The International Criminal Court in The Hague is known for the prosecution of crimes against humanity. On Tuesday, the tribunal heard the first-ever arguments against an individual charged with the destruction of world heritage sites. Prosecutors want the Islamist leader alleged to be responsible for the ruination of 15th century artifacts in Timbuktu to be charged with war crimes.
Whether or not the case moves forward is unlikely to stop the cultural massacre taking place in Iraq and Syria, where ISIS has been systematically destroying the countries’ histories. Among what has been demolished is the Arch of Triumph located in the 2,000-year-old city of Palmyra, Syria, the tomb of the prophet Jonah and, in one Iraqi city, more than 100 of its churches. Some of the relics have been bombed, some were bulldozed, some were attacked by hand with sledgehammers.
“Without knowing our past, we can’t creatively conceive of our future.”
Fear that the ruination would continue, if not in Syria and Iraq then in other countries around the world, is what led Svetlana Peshkova, associate professor of anthropology, to create a research internship in cultural heritage.
The program grew out of a talk hosted by the anthropology department that had the Boston-based nonprofit American Society of Oriental Research (ASOR) discussing why ISIS is annihilating Syrian’s heritage. Founded in 1900, ASOR supports research into, and public understanding of, the history and cultures of the Middle East.
“We are losing our human heritage. It’s not just in the Middle East; it’s not just Africa or the region. It’s the whole human society. It’s how we learn,” Peshkova says. “Without knowing our past, we can’t creatively conceive of our future.”
Launched in 2015, the research internship had UNH students Emily Ham and John O’Neill, both of the class of 2016, working with ASOR’s cultural heritage initiatives team to document the ruin of churches, museums, tombs and other ancient sites in Syria and northern Iraq. Two reports the pair helped author were published in September.
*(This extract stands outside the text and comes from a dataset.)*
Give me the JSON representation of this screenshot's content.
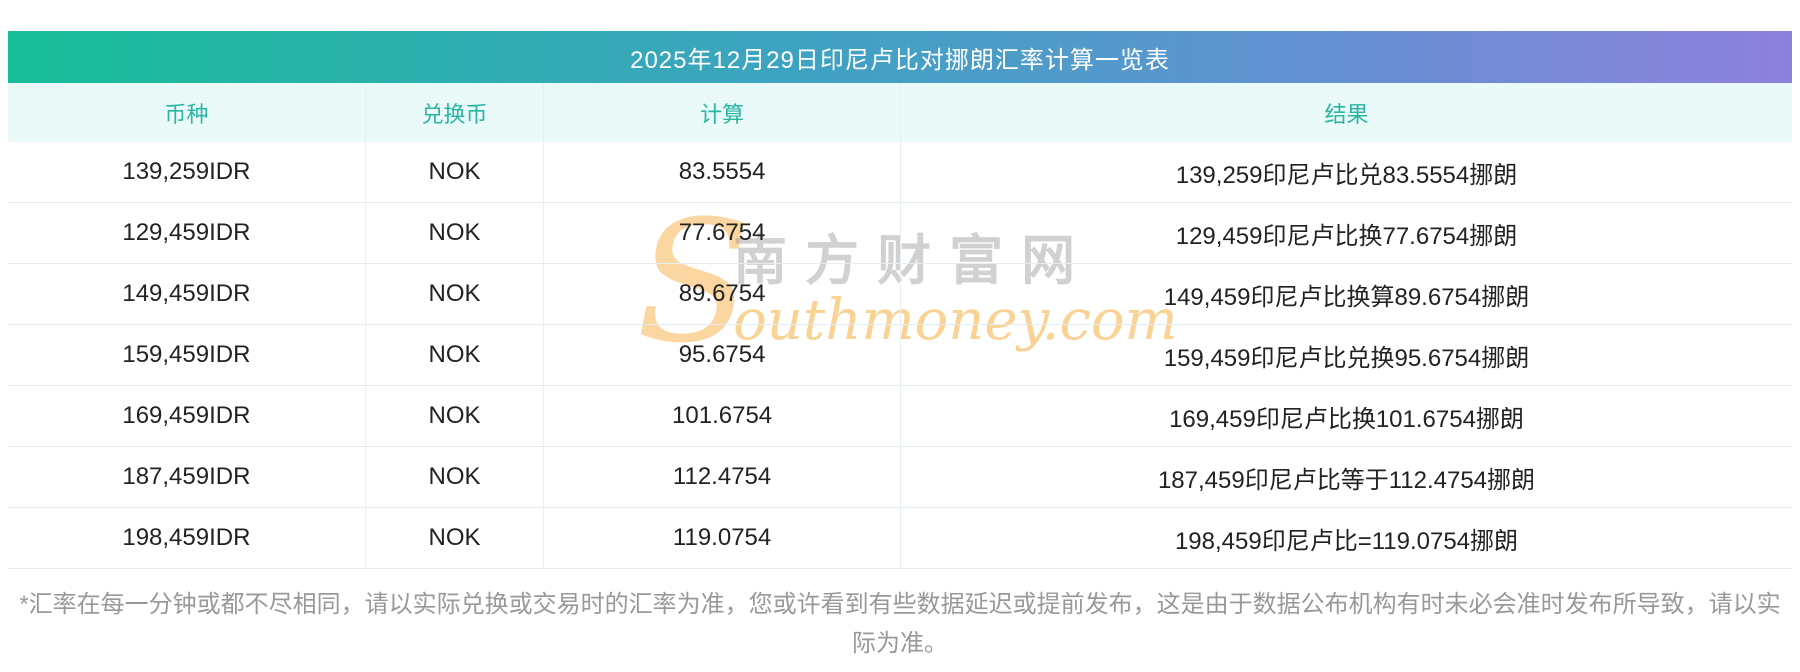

Using newspaper accounts from around the world coupled with satellite imaginary, Ham and O’Neill helped compile weekly accounts that detailed the histories of the artifacts and heritage sites demolished and those that remain under threat.
“ASOR is doing an amazing job documenting the history that could be lost forever. This is important because it belongs not only to Syrians or Northern Iraqis, but to us all. The Middle East is the heart of human civilization and there is so much to be learned from it,” Ham says.
An anthropology and international relations major, Ham talked of the daily tracking of news in Syria through newspapers and social media outlets like Twitter, Facebook and YouTube.
“We had to be on our toes all the time regarding bombings, lootings — anything that could effect destruction of the country’s cultural heritage,” Ham says, adding, “It was a very humbling experience to know what was happening. It put things in perspective, realizing the project is necessary and deserves support.”
Ham and O’Neill read 20 articles per week, analyzing them and then summarizing what they learned in a report. The written histories of sites and relics that have been destroyed included the period they were from, who made them and the faith with which they were associated. Much of what has been lost was built during the Roman Empire (27 BC – 1453).
“This program, and all of American Society of Oriental Research’s efforts, has had an enormous impact on the region,” says O’Neill, a history major. “It's important in understanding the situation as a whole. It's not just stolen statues and satellite images of dig sites. It's much bigger than that. It's about what of humanity will be left after the dust settles.
Peshkova would like to see the internship offered in any major and has already gotten support for next fall from international affairs, political science and Middle Eastern studies.
“Students would be doing something that matters while learning to analyze sources and information. At the same time, they would be getting the message out to the general public. It’s an incredible opportunity,” Peshkova says.